Os camundongos viram muitas sequências de manchas de Gabor, que consistem em listras claras e escuras. Todos os quatro patches em cada sequência tinham aproximadamente a mesma orientação, e os ratos passaram a esperar isso. (“Deve ter sido muito chato, apenas assistir essas sequências”, disse Richards.) Em seguida, os pesquisadores inseriram um evento inesperado: um quarto patch Gabor girado aleatoriamente para uma orientação diferente. Os animais ficaram inicialmente surpresos, mas com o tempo, passaram a esperar o elemento surpresa também. Ao mesmo tempo, os pesquisadores observaram a atividade nos cérebros dos ratos.

O que eles viram foi que muitos neurônios responderam de maneira diferente a estímulos esperados e inesperados. Crucialmente, essa diferença foi forte nos sinais locais de baixo para cima no primeiro dia de teste, mas diminuiu no segundo e terceiro dias. No contexto do processamento preditivo, isso sugeriu que as expectativas recém-formadas de cima para baixo começaram a inibir as respostas às informações sensoriais recebidas à medida que os estímulos se tornavam menos surpreendentes.

Enquanto isso, o oposto estava acontecendo nos dendritos apicais: a diferença em sua resposta a estímulos inesperados aumentava com o tempo. Os circuitos neurais pareciam estar aprendendo a representar melhor as propriedades dos eventos surpreendentes, para fazer melhores previsões da próxima vez.

“Este estudo fornece mais suporte para a ideia de que algo como aprendizagem preditiva ou codificação preditiva está acontecendo no neocórtex”, disse Richards.

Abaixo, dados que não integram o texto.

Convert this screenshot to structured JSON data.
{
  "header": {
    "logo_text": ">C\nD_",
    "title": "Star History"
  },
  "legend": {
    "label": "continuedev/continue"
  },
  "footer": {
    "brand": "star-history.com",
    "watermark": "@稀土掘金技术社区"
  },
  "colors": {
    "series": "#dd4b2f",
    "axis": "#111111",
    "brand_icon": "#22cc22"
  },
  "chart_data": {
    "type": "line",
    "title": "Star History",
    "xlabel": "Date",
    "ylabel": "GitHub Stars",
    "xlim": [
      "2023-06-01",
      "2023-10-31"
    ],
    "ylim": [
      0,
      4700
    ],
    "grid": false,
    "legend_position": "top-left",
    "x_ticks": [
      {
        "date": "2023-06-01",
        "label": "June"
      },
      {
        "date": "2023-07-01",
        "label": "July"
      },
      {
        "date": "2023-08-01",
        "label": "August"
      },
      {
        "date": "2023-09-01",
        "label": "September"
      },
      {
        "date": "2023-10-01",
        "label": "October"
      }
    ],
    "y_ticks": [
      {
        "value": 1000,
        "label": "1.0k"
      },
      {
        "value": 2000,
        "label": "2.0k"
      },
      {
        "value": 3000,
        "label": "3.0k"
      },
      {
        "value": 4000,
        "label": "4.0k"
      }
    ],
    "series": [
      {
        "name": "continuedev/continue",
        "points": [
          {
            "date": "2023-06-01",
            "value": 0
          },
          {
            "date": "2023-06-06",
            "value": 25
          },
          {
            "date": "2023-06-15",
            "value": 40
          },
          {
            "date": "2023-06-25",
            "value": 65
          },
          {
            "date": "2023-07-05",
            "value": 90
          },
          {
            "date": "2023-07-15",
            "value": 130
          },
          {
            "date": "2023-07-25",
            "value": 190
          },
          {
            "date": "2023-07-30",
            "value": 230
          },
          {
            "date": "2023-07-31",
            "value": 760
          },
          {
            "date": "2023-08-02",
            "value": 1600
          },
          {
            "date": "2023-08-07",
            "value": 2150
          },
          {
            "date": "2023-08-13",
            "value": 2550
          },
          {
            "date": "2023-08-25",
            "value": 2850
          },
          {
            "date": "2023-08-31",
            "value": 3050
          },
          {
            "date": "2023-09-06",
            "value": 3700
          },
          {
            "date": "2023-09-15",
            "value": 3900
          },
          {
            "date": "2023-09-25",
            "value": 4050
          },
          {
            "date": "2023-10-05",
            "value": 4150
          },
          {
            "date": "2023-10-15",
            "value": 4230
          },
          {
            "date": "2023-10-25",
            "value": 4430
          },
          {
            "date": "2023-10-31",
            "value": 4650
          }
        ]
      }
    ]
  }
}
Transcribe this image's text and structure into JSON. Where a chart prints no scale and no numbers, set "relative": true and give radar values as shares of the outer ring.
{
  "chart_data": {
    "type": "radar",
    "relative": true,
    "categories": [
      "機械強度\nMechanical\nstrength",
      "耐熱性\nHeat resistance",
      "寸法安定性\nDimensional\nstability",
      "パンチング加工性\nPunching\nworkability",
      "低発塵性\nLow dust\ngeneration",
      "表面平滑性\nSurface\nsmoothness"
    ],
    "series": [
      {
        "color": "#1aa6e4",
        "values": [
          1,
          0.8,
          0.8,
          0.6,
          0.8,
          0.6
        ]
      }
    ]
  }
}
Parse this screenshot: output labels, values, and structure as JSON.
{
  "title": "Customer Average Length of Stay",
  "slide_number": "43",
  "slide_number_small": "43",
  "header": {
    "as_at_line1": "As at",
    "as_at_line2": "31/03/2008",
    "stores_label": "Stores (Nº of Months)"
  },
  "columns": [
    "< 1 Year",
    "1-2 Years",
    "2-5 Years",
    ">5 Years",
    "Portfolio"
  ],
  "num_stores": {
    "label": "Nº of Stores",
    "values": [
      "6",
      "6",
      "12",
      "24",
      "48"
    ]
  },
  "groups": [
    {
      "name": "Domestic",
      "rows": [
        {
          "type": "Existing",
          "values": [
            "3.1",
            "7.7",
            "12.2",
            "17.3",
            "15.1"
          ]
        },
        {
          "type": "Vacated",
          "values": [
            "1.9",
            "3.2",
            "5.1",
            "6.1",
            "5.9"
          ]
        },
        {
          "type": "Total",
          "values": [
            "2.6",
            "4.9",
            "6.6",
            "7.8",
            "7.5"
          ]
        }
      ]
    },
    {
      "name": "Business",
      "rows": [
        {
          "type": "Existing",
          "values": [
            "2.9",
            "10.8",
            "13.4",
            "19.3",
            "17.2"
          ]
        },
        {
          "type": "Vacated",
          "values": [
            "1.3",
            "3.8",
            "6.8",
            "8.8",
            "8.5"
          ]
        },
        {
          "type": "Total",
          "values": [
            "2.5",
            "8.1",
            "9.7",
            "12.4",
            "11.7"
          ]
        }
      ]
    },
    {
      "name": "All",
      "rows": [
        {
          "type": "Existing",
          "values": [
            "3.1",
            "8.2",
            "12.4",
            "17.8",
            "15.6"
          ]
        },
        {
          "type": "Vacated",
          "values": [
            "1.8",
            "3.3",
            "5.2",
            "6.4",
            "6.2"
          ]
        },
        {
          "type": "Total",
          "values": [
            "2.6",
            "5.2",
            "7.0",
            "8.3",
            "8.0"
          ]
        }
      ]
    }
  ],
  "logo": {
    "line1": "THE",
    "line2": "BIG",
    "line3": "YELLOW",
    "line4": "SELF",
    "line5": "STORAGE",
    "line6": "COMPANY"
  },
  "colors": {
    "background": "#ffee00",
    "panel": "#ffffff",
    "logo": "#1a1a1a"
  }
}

É verdade que as observações individuais da atividade neuronal ou do comportamento de um animal podem às vezes ser explicadas por algum outro modelo do cérebro. Por exemplo, as respostas decrescentes dos neurônios à mesma entrada, em vez de serem interpretadas como a inibição de unidades de erro, podem ser simplesmente devido a um processo de adaptação. Mas então “você obtém toda essa lista telefônica de explicações para diferentes fenômenos”, disse de Lange.

O processamento preditivo, por outro lado, fornece uma estrutura unificadora para explicar muitos fenômenos de uma vez, daí seu fascínio como uma teoria de como o cérebro funciona. “Acho que as evidências neste momento são bastante convincentes”, disse Richards. “Estou disposto a apostar muito dinheiro nessa reclamação, na verdade.”